How can I fix this please suggest some solution.
Database size is 50 GB and server is nginx.
You are misusing GROUP BY. Please learn how it works. There's a misfeature in MySQL which allows you to misuse it. Unfortunately, queries that misuse it are very difficult to troubleshoot.
It is difficult to infer what you are trying to do from your query. When you're dealing with result sets of that size, it helps to know your intent.
You should know, if you don't already, that queries of the form
SELECT <<many columns>>
FROM large_table
JOIN another_large_table ON something
JOIN another_large_table ON something
ORDER BY some_arbitrary_column
LIMIT some_small_number
can be grossly inefficient because they have to generate an enormous result set, then sort the whole thing, then return the first results. The sort operation carries the whole result set with it. You could be instructing the MySQL server to sort a crore or two of rows (dozens of megarows).
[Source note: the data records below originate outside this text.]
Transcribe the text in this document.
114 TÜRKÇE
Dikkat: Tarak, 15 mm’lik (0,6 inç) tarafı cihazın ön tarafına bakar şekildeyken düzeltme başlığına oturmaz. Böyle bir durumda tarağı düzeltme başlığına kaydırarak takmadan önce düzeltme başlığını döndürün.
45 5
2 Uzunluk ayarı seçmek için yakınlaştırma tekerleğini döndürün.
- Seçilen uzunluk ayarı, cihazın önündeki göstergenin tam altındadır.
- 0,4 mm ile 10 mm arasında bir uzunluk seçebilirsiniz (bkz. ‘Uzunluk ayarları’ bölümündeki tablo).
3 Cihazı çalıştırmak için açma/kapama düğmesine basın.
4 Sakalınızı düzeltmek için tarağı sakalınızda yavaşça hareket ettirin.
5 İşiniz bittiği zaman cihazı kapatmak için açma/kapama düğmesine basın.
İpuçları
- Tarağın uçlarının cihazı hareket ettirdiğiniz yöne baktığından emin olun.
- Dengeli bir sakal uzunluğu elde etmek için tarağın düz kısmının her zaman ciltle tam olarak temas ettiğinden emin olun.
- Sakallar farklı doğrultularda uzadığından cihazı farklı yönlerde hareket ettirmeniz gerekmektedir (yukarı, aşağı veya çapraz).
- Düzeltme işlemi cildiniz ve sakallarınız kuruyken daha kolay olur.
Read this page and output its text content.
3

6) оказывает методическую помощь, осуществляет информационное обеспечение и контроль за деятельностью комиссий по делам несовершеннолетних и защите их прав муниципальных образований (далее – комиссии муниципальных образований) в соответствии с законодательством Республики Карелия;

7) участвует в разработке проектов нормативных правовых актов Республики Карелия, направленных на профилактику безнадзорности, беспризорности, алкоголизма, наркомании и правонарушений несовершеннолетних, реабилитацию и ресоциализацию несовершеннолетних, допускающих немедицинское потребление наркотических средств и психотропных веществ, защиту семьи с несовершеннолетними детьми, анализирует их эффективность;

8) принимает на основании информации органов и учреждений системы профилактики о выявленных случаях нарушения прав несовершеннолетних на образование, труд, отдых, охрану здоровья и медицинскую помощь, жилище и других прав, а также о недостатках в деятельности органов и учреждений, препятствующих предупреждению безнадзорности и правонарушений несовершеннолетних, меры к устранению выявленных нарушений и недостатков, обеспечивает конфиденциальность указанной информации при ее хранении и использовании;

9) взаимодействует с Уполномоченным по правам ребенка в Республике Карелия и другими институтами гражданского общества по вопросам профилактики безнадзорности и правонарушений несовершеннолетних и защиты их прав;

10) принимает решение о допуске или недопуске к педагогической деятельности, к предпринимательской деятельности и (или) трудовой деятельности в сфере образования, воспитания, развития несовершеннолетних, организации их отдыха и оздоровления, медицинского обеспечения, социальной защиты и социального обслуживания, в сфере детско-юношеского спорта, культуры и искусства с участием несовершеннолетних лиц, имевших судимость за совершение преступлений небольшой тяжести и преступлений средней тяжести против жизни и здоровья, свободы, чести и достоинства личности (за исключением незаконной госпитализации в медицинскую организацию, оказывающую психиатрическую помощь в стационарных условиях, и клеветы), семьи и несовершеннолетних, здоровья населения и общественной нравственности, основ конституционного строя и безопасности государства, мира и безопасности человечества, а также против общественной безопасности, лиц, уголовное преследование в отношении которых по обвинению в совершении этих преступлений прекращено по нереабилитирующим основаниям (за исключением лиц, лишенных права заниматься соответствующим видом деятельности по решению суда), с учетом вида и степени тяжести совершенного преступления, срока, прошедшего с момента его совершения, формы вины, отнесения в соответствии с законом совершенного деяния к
It looks like you want the first fifteen results starting with the lowest cat_index.position value. Accordingly, you may be able to make your query faster by joining with an appropriate subset of the table you call cat_index, like so:
SELECT 1 status, many_other_columns
FROM catalog_product_flat_1 e
JOIN ( /* join only with fifteen lowest eligible position values in cat_index */
SELECT *
FROM catalog_category_product_index
WHERE store_id = 1
AND visibility IN(2,4)
AND category_id = 163
ORDER BY position ASC
LIMIT 15
) AS cat_index ON cat_index.product_id = e.entity_id
JOIN catalog_product_index_price price_index
ON price_index.entity_id = e.entity_id
AND price_index.website_id = 1
AND price_index.customer_group_id = 0
GROUP BY e.entity_id /*wrong!!*/
ORDER BY cat_index_position ASC, /* redundant!*/
cat_index.position ASC
LIMIT 15;
It's worth a try.
Are you have sufficient Hardware resources to run a big query and also please update you hardware configuration of server.